Argentina to Request Third Deferral to Negotiate With Creditors
RIO DE JANEIRO, BRAZIL – The negotiations between Argentina and its creditors seem endless. When the first deadline to reach an agreement expired on May 8th, a deferment to May 22nd was decided. This was then extended, with the country already in default, until June 2nd.
And there will most probably be a new extension, which Buenos Aires will announce today to the New York Stock Exchange authorities. But both parties’ positions are now closer than ever. An agreement on the US$68 billion in contention is starting to emerge.

In truth, it is not about US$68 billion, but much more. The value of securities issued by Argentina is not determined by their face value, but rather by their interest rate. These are long-term issues (one of them with a 100-year maturity) in which profitability is the determining factor.
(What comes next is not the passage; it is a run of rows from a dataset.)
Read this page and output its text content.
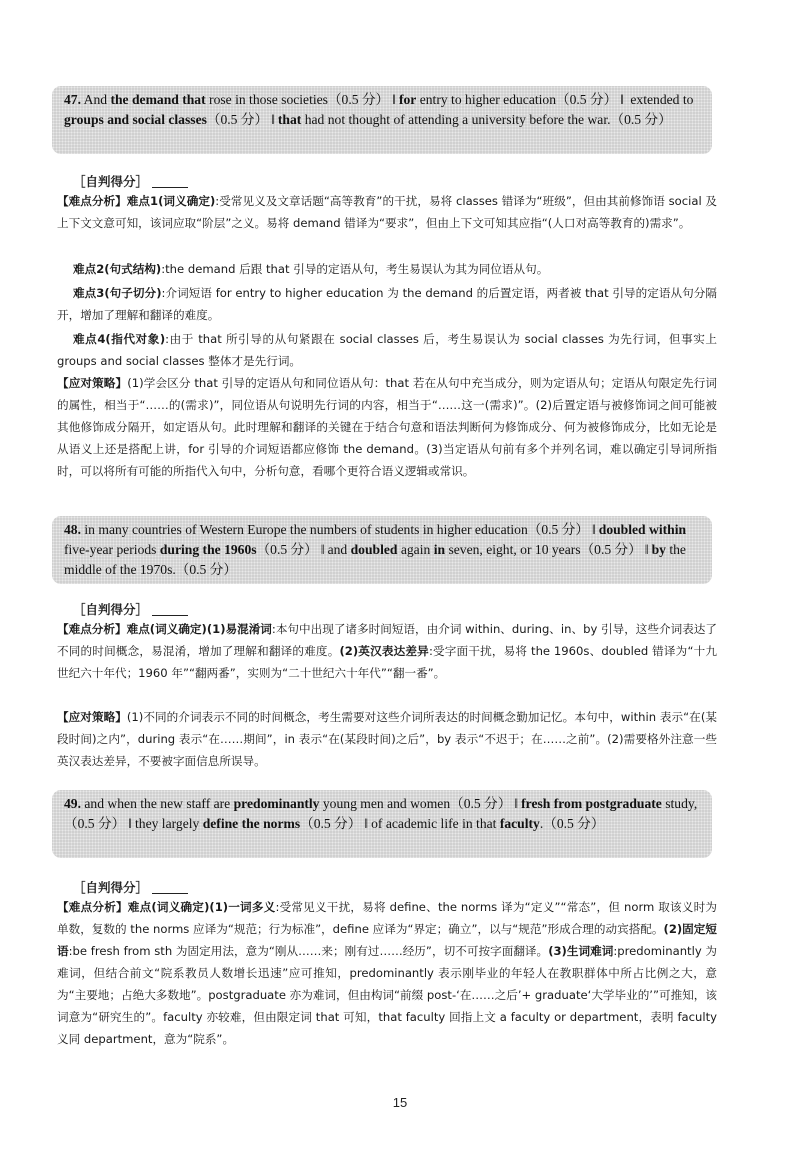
47. And the demand that rose in those societies（0.5 分） ‖ for entry to higher education（0.5 分） ‖ extended to groups and social classes（0.5 分） ‖ that had not thought of attending a university before the war.（0.5 分）
［自判得分］

【难点分析】难点1(词义确定):受常见义及文章话题“高等教育”的干扰，易将 classes 错译为“班级”，但由其前修饰语 social 及上下文文意可知，该词应取“阶层”之义。易将 demand 错译为“要求”，但由上下文可知其应指“(人口对高等教育的)需求”。

难点2(句式结构):the demand 后跟 that 引导的定语从句，考生易误认为其为同位语从句。

难点3(句子切分):介词短语 for entry to higher education 为 the demand 的后置定语，两者被 that 引导的定语从句分隔开，增加了理解和翻译的难度。

难点4(指代对象):由于 that 所引导的从句紧跟在 social classes 后，考生易误认为 social classes 为先行词，但事实上 groups and social classes 整体才是先行词。

【应对策略】(1)学会区分 that 引导的定语从句和同位语从句：that 若在从句中充当成分，则为定语从句；定语从句限定先行词的属性，相当于“……的(需求)”，同位语从句说明先行词的内容，相当于“……这一(需求)”。(2)后置定语与被修饰词之间可能被其他修饰成分隔开，如定语从句。此时理解和翻译的关键在于结合句意和语法判断何为修饰成分、何为被修饰成分，比如无论是从语义上还是搭配上讲，for 引导的介词短语都应修饰 the demand。(3)当定语从句前有多个并列名词，难以确定引导词所指时，可以将所有可能的所指代入句中，分析句意，看哪个更符合语义逻辑或常识。

48. in many countries of Western Europe the numbers of students in higher education（0.5 分） ‖ doubled within five-year periods during the 1960s（0.5 分） ‖ and doubled again in seven, eight, or 10 years（0.5 分） ‖ by the middle of the 1970s.（0.5 分）
［自判得分］

【难点分析】难点(词义确定)(1)易混淆词:本句中出现了诸多时间短语，由介词 within、during、in、by 引导，这些介词表达了不同的时间概念，易混淆，增加了理解和翻译的难度。(2)英汉表达差异:受字面干扰，易将 the 1960s、doubled 错译为“十九世纪六十年代；1960 年”“翻两番”，实则为“二十世纪六十年代”“翻一番”。

【应对策略】(1)不同的介词表示不同的时间概念，考生需要对这些介词所表达的时间概念勤加记忆。本句中，within 表示“在(某段时间)之内”，during 表示“在……期间”，in 表示“在(某段时间)之后”，by 表示“不迟于；在……之前”。(2)需要格外注意一些英汉表达差异，不要被字面信息所误导。

49. and when the new staff are predominantly young men and women（0.5 分） ‖ fresh from postgraduate study,（0.5 分） ‖ they largely define the norms（0.5 分） ‖ of academic life in that faculty.（0.5 分）
［自判得分］

【难点分析】难点(词义确定)(1)一词多义:受常见义干扰，易将 define、the norms 译为“定义”“常态”，但 norm 取该义时为单数，复数的 the norms 应译为“规范；行为标准”，define 应译为“界定；确立”，以与“规范”形成合理的动宾搭配。(2)固定短语:be fresh from sth 为固定用法，意为“刚从……来；刚有过……经历”，切不可按字面翻译。(3)生词难词:predominantly 为难词，但结合前文“院系教员人数增长迅速”应可推知，predominantly 表示刚毕业的年轻人在教职群体中所占比例之大，意为“主要地；占绝大多数地”。postgraduate 亦为难词，但由构词“前缀 post-‘在……之后’+ graduate‘大学毕业的’”可推知，该词意为“研究生的”。faculty 亦较难，但由限定词 that 可知，that faculty 回指上文 a faculty or department，表明 faculty 义同 department，意为“院系”。

15
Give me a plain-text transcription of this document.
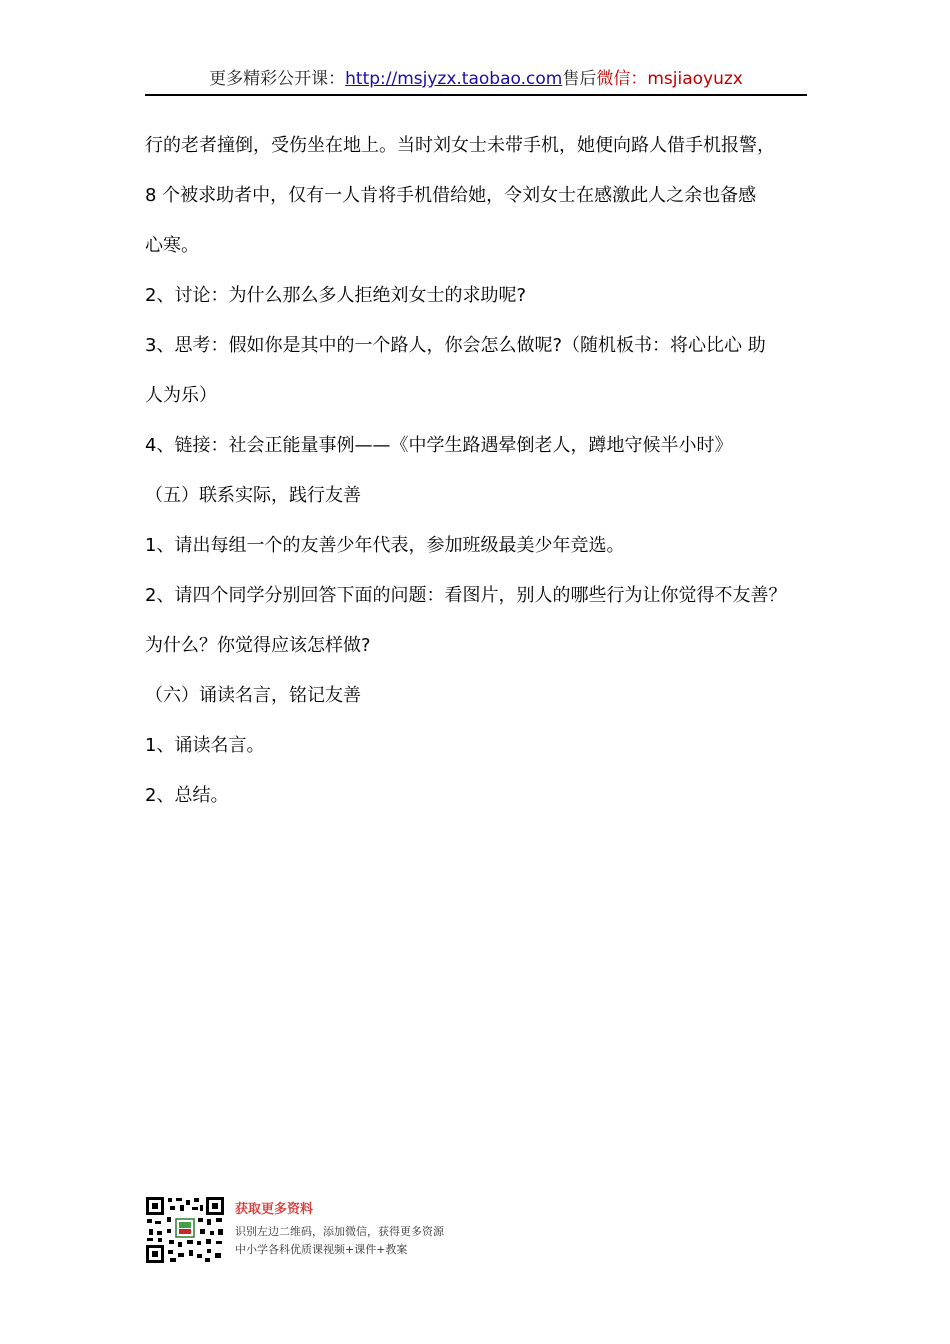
更多精彩公开课：http://msjyzx.taobao.com售后微信：msjiaoyuzx
行的老者撞倒，受伤坐在地上。当时刘女士未带手机，她便向路人借手机报警，
8 个被求助者中，仅有一人肯将手机借给她，令刘女士在感激此人之余也备感
心寒。
2、讨论：为什么那么多人拒绝刘女士的求助呢?
3、思考：假如你是其中的一个路人，你会怎么做呢?（随机板书：将心比心 助
人为乐）
4、链接：社会正能量事例——《中学生路遇晕倒老人，蹲地守候半小时》
（五）联系实际，践行友善
1、请出每组一个的友善少年代表，参加班级最美少年竞选。
2、请四个同学分别回答下面的问题：看图片，别人的哪些行为让你觉得不友善？
为什么？你觉得应该怎样做?
（六）诵读名言，铭记友善
1、诵读名言。
2、总结。
获取更多资料
识别左边二维码，添加微信，获得更多资源
中小学各科优质课视频+课件+教案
Two of the three organized groups of creditors, among them the powerful BlackRock, proposed in their last offer an average interest rate of 4.2 percent (with a discount of 32 percent), but the Buenos Aires government refuses to exceed three percent. All in all, the difference between the creditors’ offer and that of the Casa Rosada is less than US$6 billion. It is difficult to understand how, with such close positions, there cannot be a restructuring agreement.
Negotiations continued over the weekend. Sources involved in the process said there was no time for a deal before Tuesday, June 2nd. “Each creditor has different terms and benefits, depending on the bond issue involved, and the sheer drafting of an agreement implies many hours,” negotiators said; this would imply a third deferment of the deadline.
The same sources were confident that the Argentine government would ask the New York Securities Commission for a new deadline deferral on Monday, as these securities are issued under New York law), this time with realistic prospects of closing the deal.
Finance Minister Martín Guzmán, Argentina’s prime negotiator, proposed last week an offer that would reduce the grace period – in which the country would pay neither principal nor interest – from three to two years. It also slightly reduced the payment suspension of the bond principal (initially about US$4 billion or R$21.6 billion), while raising the profitability over its initial proposal of 2.3 percent.
Two of the three creditor groups were in broad agreement, provided that an extraordinary long-term debt issue would be undertaken to offset the two-year default.
Neither party (considering the complex mosaic of creditors as a single party) is interested in failure.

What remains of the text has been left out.